Document Type


Publication Date

Spring 2021


Telomeres are regions of repetitive DNA at the ends of linear eukaryotic chromosomes. While telomeres play important roles in protecting the ends of chromosomes, they cannot be fully copied by the DNA replication machinery. To overcome this end-replication problem, an enzyme called telomerase adds sequences to the 3’ end of the chromosome. Without telomerase activity, telomere lengths decrease and may be a leading cause of aging; while up-regulation of telomerase activity is implicated in >85% of cancers. Interestingly, prokaryotes have circular chromosomes that lack telomeres and these organisms have no need for telomerase. So, why did linear chromosomes, and thus the need for telomeres and telomerase, evolve? To begin to address this broad question, I am genetically engineering a circularized version of Chromosome XVI in the yeast Saccharomyces cerevisiae. Our method involves inserting DNA cassettes containing selectable markers at the ends of both arms of Chromosome XVI. The selectable markers contain homologous sections, so that once the cassettes have been integrated into both arms we can select for a recombination event between the cassettes to cause circularization.

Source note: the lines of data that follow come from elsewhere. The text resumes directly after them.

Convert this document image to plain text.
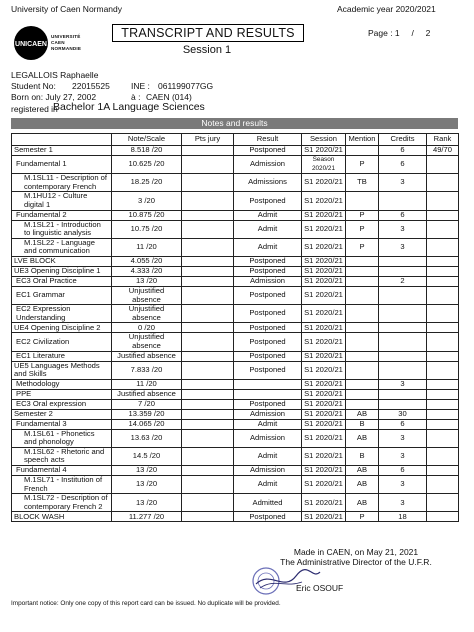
University of Caen Normandy	Academic year 2020/2021
UNICAEN
UNIVERSITÉ
CAEN
NORMANDIE
TRANSCRIPT AND RESULTS
Session 1
Page : 1     /     2
LEGALLOIS Raphaelle
Student No: 22015525 INE : 061199077GG
Born on: July 27, 2002	à : CAEN (014)
registered in
Bachelor 1A Language Sciences
Notes and results
	Note/Scale	Pts jury	Result	Session	Mention	Credits	Rank
Semester 1	8.518 /20		Postponed	S1 2020/21		6	49/70
Fundamental 1	10.625 /20		Admission	Season 2020/21	P	6	
M.1SL11 - Description of contemporary French	18.25 /20		Admissions	S1 2020/21	TB	3	
M.1HU12 - Culture digital 1	3 /20		Postponed	S1 2020/21			
Fundamental 2	10.875 /20		Admit	S1 2020/21	P	6	
M.1SL21 - Introduction to linguistic analysis	10.75 /20		Admit	S1 2020/21	P	3	
M.1SL22 - Language and communication	11 /20		Admit	S1 2020/21	P	3	
LVE BLOCK	4.055 /20		Postponed	S1 2020/21			
UE3 Opening Discipline 1	4.333 /20		Postponed	S1 2020/21			
EC3 Oral Practice	13 /20		Admission	S1 2020/21		2	
EC1 Grammar	Unjustified absence		Postponed	S1 2020/21			
EC2 Expression Understanding	Unjustified absence		Postponed	S1 2020/21			
UE4 Opening Discipline 2	0 /20		Postponed	S1 2020/21			
EC2 Civilization	Unjustified absence		Postponed	S1 2020/21			
EC1 Literature	Justified absence		Postponed	S1 2020/21			
UE5 Languages Methods and Skills	7.833 /20		Postponed	S1 2020/21			
Methodology	11 /20			S1 2020/21		3	
PPE	Justified absence			S1 2020/21			
EC3 Oral expression	7 /20		Postponed	S1 2020/21			
Semester 2	13.359 /20		Admission	S1 2020/21	AB	30	
Fundamental 3	14.065 /20		Admit	S1 2020/21	B	6	
M.1SL61 - Phonetics and phonology	13.63 /20		Admission	S1 2020/21	AB	3	
M.1SL62 - Rhetoric and speech acts	14.5 /20		Admit	S1 2020/21	B	3	
Fundamental 4	13 /20		Admission	S1 2020/21	AB	6	
M.1SL71 - Institution of French	13 /20		Admit	S1 2020/21	AB	3	
M.1SL72 - Description of contemporary French 2	13 /20		Admitted	S1 2020/21	AB	3	
BLOCK WASH	11.277 /20		Postponed	S1 2020/21	P	18	
Made in CAEN, on May 21, 2021
The Administrative Director of the U.F.R.
Eric OSOUF
Important notice: Only one copy of this report card can be issued. No duplicate will be provided.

Thus far, I have successfully confirmed integration of the left arm cassette in several candidates and have potential double integration candidates. In an effort to increase the efficiency of the integration of DNA cassettes in Chromosome XVI, we are designing new CRISPR gRNAs to targere double strand breaks in the desired location. Once yeast with a circular chromosome XVI are confirmed, we will assess their relative fitness. Our experimental approach will ultimatley shed light on the evolution of linear chromosomes in eukaryotes.